Diese Dichtungen sind also, wenn man will, „gesungene Leselieder“ oder, wie man sich später ausgedrückt haben würde, eine Art „christlicher Hausmusik“. Eine Sammlung solcher, der liturgischen entlehnten Hausmusik ist auch die zweite Handschrift, die uns Lieder des frater Thomas überliefert, ein im Fraterhaus zu Zwolle geschriebenes Gesangbüchlein, jetzt Cod. 434 der Stiftung Emmanuelhuizen in Zwolle. Die Lieder dieser Handschrift wurden zuerst von Spitzen herausgegeben in seiner Nalezing op mijn Thomas a Kempis, Utrecht 1881, 62 – 74. Verwandten Charakters ist die Karslruher Handschrift 368, eine Sammlung von meist mit Singweisen versehenen Liedern, die im August 1786 aus der Auktion Julius’ von der Hardt in die heutige großherzogliche badische Landesbibliothek überging.

Die Lieder dieser Handschrift hat Mone in seinen Lateinischen Hymnen des Mittelalsters an verschiedenen Stellen gedruckt, ohne indes in Thomas den Verfasser zu erkennen.

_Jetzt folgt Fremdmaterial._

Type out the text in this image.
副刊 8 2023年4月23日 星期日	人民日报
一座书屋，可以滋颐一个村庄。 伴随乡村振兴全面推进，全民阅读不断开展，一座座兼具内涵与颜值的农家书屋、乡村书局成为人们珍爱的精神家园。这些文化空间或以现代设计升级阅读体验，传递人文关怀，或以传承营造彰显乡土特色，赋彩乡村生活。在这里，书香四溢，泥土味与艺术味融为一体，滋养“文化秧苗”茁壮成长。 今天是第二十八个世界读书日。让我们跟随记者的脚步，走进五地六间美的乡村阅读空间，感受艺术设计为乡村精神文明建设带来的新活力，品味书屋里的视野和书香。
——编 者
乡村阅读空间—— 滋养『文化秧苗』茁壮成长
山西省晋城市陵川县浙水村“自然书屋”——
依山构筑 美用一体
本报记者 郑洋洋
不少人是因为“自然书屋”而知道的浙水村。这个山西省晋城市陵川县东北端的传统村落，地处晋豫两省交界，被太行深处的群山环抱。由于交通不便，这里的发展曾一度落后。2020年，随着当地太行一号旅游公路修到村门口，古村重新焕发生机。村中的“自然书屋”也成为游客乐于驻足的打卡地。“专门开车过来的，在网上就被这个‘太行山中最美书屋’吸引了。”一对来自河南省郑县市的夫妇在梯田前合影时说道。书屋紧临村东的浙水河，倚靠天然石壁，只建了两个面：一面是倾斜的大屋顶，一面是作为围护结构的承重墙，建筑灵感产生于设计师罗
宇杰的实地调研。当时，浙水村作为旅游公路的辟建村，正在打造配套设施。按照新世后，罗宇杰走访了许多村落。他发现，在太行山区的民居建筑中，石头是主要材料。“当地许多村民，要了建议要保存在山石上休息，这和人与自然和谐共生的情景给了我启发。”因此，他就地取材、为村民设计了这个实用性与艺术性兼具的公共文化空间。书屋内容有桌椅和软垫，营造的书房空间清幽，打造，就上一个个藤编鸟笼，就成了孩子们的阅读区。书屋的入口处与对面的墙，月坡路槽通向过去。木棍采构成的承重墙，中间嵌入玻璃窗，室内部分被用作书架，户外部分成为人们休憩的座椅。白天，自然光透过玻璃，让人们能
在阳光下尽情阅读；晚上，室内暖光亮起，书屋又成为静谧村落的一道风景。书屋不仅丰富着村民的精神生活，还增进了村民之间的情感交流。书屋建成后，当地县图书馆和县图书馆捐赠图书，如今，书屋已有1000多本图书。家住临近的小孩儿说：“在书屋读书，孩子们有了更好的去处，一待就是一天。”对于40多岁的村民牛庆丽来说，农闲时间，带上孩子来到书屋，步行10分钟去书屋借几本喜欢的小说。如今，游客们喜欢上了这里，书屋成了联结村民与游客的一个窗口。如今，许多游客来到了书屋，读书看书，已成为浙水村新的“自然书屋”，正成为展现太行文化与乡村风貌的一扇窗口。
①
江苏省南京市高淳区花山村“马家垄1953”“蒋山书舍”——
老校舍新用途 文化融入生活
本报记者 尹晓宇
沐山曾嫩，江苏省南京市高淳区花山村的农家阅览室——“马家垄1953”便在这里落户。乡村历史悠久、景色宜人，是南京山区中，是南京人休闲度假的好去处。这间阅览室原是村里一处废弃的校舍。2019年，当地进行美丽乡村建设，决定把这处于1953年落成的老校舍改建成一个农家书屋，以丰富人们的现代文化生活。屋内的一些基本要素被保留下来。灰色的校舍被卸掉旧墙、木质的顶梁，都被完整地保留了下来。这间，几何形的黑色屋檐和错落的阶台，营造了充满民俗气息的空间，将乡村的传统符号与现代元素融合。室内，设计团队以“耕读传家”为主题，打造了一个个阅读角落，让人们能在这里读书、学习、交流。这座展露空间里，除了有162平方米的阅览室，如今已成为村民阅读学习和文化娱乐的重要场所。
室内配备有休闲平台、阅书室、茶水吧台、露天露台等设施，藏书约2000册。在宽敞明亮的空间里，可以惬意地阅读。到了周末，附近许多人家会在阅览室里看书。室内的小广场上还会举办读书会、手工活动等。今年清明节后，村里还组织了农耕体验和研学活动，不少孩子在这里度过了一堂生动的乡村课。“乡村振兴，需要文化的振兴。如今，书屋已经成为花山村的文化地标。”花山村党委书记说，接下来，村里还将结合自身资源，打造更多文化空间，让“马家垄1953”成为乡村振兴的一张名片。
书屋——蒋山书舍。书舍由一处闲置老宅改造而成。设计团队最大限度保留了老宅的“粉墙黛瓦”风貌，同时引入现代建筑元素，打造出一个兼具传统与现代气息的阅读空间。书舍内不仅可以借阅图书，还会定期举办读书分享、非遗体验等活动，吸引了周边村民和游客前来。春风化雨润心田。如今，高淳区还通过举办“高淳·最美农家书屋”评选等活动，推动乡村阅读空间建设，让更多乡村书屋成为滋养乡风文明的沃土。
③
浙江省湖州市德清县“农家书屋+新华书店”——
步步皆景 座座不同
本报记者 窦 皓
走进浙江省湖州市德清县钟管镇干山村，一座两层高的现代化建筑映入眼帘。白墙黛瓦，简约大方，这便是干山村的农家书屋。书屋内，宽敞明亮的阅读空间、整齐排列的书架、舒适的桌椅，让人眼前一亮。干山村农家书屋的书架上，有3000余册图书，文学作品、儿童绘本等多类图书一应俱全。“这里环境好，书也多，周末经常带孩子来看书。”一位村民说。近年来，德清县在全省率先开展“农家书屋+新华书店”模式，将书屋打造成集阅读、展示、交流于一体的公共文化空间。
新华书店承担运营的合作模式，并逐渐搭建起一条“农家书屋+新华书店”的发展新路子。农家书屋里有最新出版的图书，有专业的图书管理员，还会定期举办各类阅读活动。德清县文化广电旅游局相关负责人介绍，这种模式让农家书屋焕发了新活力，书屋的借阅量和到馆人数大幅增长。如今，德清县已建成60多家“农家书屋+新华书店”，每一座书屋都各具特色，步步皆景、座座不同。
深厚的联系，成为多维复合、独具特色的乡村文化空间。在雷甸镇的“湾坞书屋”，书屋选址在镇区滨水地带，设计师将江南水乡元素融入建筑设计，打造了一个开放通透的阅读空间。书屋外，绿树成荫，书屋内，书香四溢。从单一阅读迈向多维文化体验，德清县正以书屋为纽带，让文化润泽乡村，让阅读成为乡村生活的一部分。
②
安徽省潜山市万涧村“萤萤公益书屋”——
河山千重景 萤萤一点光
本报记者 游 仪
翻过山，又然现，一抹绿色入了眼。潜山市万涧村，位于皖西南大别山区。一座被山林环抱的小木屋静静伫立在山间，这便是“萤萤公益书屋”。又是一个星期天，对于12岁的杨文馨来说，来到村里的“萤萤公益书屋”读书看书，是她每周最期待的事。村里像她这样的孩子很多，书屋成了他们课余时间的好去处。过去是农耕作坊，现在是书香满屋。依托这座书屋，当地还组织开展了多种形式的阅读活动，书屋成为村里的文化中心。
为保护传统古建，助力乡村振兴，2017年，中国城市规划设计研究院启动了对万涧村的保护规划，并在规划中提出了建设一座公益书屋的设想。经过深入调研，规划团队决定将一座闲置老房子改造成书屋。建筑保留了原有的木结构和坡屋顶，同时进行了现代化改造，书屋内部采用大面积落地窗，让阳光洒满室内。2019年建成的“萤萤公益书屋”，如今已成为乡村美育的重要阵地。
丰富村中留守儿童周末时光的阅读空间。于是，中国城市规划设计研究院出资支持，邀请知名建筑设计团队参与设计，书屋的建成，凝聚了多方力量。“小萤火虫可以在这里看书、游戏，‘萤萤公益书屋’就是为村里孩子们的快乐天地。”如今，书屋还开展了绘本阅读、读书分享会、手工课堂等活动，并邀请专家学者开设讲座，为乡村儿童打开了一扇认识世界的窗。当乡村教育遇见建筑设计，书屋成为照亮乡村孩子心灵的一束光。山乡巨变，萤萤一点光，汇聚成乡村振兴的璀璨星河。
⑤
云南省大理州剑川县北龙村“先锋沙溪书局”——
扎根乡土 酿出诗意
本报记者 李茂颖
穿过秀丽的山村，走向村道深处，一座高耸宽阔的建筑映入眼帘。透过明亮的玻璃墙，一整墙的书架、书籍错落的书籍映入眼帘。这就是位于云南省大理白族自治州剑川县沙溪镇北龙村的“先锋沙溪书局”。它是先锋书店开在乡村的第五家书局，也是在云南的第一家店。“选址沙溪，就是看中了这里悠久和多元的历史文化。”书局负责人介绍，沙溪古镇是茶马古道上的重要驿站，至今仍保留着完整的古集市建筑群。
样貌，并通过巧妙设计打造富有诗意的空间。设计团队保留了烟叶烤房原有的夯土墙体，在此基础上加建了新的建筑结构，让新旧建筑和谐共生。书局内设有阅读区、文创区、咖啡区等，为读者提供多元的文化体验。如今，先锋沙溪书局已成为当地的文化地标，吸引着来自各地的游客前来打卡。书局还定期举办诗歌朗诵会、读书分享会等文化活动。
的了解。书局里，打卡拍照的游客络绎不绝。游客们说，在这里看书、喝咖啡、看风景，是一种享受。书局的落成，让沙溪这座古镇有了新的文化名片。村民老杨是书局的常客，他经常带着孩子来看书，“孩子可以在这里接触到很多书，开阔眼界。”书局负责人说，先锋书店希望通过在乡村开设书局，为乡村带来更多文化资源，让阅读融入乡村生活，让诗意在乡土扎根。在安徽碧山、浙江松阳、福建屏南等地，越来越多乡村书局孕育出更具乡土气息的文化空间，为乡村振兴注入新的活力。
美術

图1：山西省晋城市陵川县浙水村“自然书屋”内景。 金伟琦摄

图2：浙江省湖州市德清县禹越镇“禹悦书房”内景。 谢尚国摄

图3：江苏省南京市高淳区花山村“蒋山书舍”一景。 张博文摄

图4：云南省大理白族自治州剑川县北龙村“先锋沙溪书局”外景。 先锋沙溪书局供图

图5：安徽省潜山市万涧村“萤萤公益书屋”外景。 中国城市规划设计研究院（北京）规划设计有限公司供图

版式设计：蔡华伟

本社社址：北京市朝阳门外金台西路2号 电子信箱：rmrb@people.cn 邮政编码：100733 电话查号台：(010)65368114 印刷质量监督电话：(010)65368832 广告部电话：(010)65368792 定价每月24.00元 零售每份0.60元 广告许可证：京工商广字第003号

Weniger reichhaltig an Liedern ist die Handschrift 7970 der k.k. Familienfideikommißbibliothek in Wien, ein aus den Niederlanden stammendes musikalisches Quodlibeticum. Außer den Liedern enthält diese Handschrift, ähnlich wie auch Cod. Zwollen. und selbst Bruxellen., eine Anzahl von Antiphonen und Responsorien mit Singweisen, die augenscheinlich Thomas zum Verfasser haben, aber in Prosa abgefaßt sind. Ebenso können aus demselben Grunde auch die Akrostichen auf die Namen Caecilia, Agnes und Clara (Opera Omnia, 1607, II, 597 sq.) nicht in den Rahmen der Dichtungen einbezogen werden. Es sind keine Hymnen, auch in des Wortes weitestem Verstande nicht. Dasselbe gilt von der in vernachlässigten Versen geschriebenen „Vita boni monachi“ (Opera Omnia 1. c. 590 sqq.); in das Gebiet der religiösen Lyrik kann es nicht wohl einbegriffen werden.

(Guido Maria Dreves, Clemens Blume, Ein Jahrtausend Lateinischer Hymnendichtung. Erster Teil, S. 472f.)

Literatur

Thomas Hemerken v. Kempen. - Lexikon für Theologie und Kirche. Begr. von Michael Buchberger. Hrsg. von Walter Kasper u.a., Freiburg i.Br., Basel, Rom, Wien. Bd. 9. San bis Thomas. - 3., völlig neu bearb. Aufl. 2000, Sp. 1531f.